Lost Odyssey - fixing a hole
March 08, 2008
Lost Odyssey makes me mad. I shouldn't let it get to me, but I can't help it. I was provoked. 4 discs and 50 hours of hackneyed storytelling punctuated by ponderous cutscenes, fatuous characters, insipid dialogue, and derivative gameplay. The game is worse than bad. It's bad dressed up as portentous. It's a place you've already been, with deeds you've already done, accompanied by music you've already heard - all "made possible only by the power of Xbox 360®."[1]
Why did it have to be this way?
Lost Odyssey is what happens when the primary objective driving a game's creation is fixing a hole. Microsoft lacks a traditional hardcore RPG for the Xbox 360. Final Fantasy can't be purchased for all the money in Redmond, so Microsoft cherry-picks a few FF all-stars, bankrolls their new studio, and orders up a heaping helping of "epic" customized for their white box.
Next comes the hard sell: (all from Microsoft's Lost Odyssey website)

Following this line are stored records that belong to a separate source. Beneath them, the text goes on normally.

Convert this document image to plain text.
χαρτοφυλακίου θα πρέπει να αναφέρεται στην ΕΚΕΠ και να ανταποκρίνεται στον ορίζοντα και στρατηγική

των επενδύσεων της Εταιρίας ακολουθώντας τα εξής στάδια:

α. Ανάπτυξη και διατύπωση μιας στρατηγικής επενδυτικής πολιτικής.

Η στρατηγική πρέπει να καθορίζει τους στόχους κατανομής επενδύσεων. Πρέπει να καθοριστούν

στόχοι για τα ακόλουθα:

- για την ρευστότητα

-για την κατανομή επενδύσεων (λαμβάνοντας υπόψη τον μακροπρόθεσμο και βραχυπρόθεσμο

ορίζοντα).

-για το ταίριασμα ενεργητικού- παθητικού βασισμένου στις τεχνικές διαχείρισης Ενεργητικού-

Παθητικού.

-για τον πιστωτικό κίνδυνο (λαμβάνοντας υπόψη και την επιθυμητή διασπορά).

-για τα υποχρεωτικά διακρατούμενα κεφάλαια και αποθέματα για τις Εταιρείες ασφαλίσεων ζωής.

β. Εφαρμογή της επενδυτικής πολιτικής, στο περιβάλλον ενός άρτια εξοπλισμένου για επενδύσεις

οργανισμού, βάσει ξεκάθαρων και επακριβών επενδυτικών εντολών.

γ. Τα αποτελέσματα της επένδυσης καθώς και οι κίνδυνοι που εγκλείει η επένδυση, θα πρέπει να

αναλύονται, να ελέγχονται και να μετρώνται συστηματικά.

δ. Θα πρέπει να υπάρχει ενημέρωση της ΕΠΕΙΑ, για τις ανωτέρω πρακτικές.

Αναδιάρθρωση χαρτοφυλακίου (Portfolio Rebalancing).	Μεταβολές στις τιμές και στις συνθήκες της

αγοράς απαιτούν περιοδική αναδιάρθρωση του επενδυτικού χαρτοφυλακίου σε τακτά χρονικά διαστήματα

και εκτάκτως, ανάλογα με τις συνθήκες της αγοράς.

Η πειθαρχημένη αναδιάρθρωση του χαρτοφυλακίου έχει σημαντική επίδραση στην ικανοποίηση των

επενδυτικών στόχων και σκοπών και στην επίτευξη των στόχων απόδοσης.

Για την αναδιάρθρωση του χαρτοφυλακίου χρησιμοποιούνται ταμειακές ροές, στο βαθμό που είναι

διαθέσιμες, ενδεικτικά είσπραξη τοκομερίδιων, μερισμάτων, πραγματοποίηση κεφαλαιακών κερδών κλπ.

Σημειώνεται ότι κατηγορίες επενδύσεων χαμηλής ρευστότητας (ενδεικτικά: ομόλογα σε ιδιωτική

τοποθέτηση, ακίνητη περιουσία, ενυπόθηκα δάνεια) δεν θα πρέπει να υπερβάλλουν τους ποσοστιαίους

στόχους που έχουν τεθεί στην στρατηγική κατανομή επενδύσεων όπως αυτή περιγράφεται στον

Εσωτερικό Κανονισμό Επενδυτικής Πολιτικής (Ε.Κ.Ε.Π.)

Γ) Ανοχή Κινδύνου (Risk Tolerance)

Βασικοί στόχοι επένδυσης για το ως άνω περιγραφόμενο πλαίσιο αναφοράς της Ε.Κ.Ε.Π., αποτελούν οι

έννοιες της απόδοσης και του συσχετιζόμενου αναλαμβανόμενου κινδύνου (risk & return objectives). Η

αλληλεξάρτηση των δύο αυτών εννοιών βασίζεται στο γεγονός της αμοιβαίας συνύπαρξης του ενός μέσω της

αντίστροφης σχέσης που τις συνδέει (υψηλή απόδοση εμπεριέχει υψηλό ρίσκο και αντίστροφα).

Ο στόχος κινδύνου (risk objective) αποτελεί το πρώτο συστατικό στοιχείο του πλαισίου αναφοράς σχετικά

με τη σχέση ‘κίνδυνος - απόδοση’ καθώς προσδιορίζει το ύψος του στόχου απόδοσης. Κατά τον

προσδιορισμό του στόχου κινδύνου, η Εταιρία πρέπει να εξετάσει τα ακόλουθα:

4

- Unparalleled emotional story
- A new benchmark for the RPG genre
- Plays as an intense and unsettling blockbuster action film.
- Innovative RPG gameplay
- A next-gen RPG masterpiece.
Clearly, empty vessels make the most noise because none of these outrageous statements is true. It's one thing to go the Dragon Quest route and preserve a traditional JRPG design with legions of fans. Square-Enix claims refinement, not revolution, in its DQ games, and they usually deliver exactly that. What I find maddening about Microsoft's marketing is the appalling disconnect between the game they are trumpeting and the game Mistwalker actually made.
Lost Odyssey is a big, visually sumptuous, but utterly conventional console RPG. Certainly, Microsoft isn't the first publisher to over-hype a game, but in the case of Lost Odyssey, I think the gap between hype and reality has more to do with a cynical effort to enter a lucrative market, ape a competitor's product, apply a slick finish and call it innovation. In other words, it's Microsoft being Microsoft. Not surprising, I suppose, but I don't have to like it.
Perhaps if the game had been a glorious failure - an unsuccessful but valiant attempt to overhaul a moribund genre...but no. Lost Odyssey is a compendium of threadbare RPG cliches: amnesiac hero, turn-based combat, random battles, endless cutscenes, elaborate fussy backstory with no bearing on gameplay, sidekicks with "personality," poorly translated dialogue, etc.
Gameplay consists of predictable cycles of activity: explore town, trigger cutscene, head to dungeon, defeat boss. Travel to next town, navigate random unavoidable battles, fight using customary options (attack, skill, item, spell, defend, flee), issue instructions and watch characters battle. Shop to replenish supplies. Rinse and repeat. What part of this was "made possible only by the power of the Xbox 360?"
If Lost Odyssey is a new benchmark in the RPG genre...I think we need a new bench.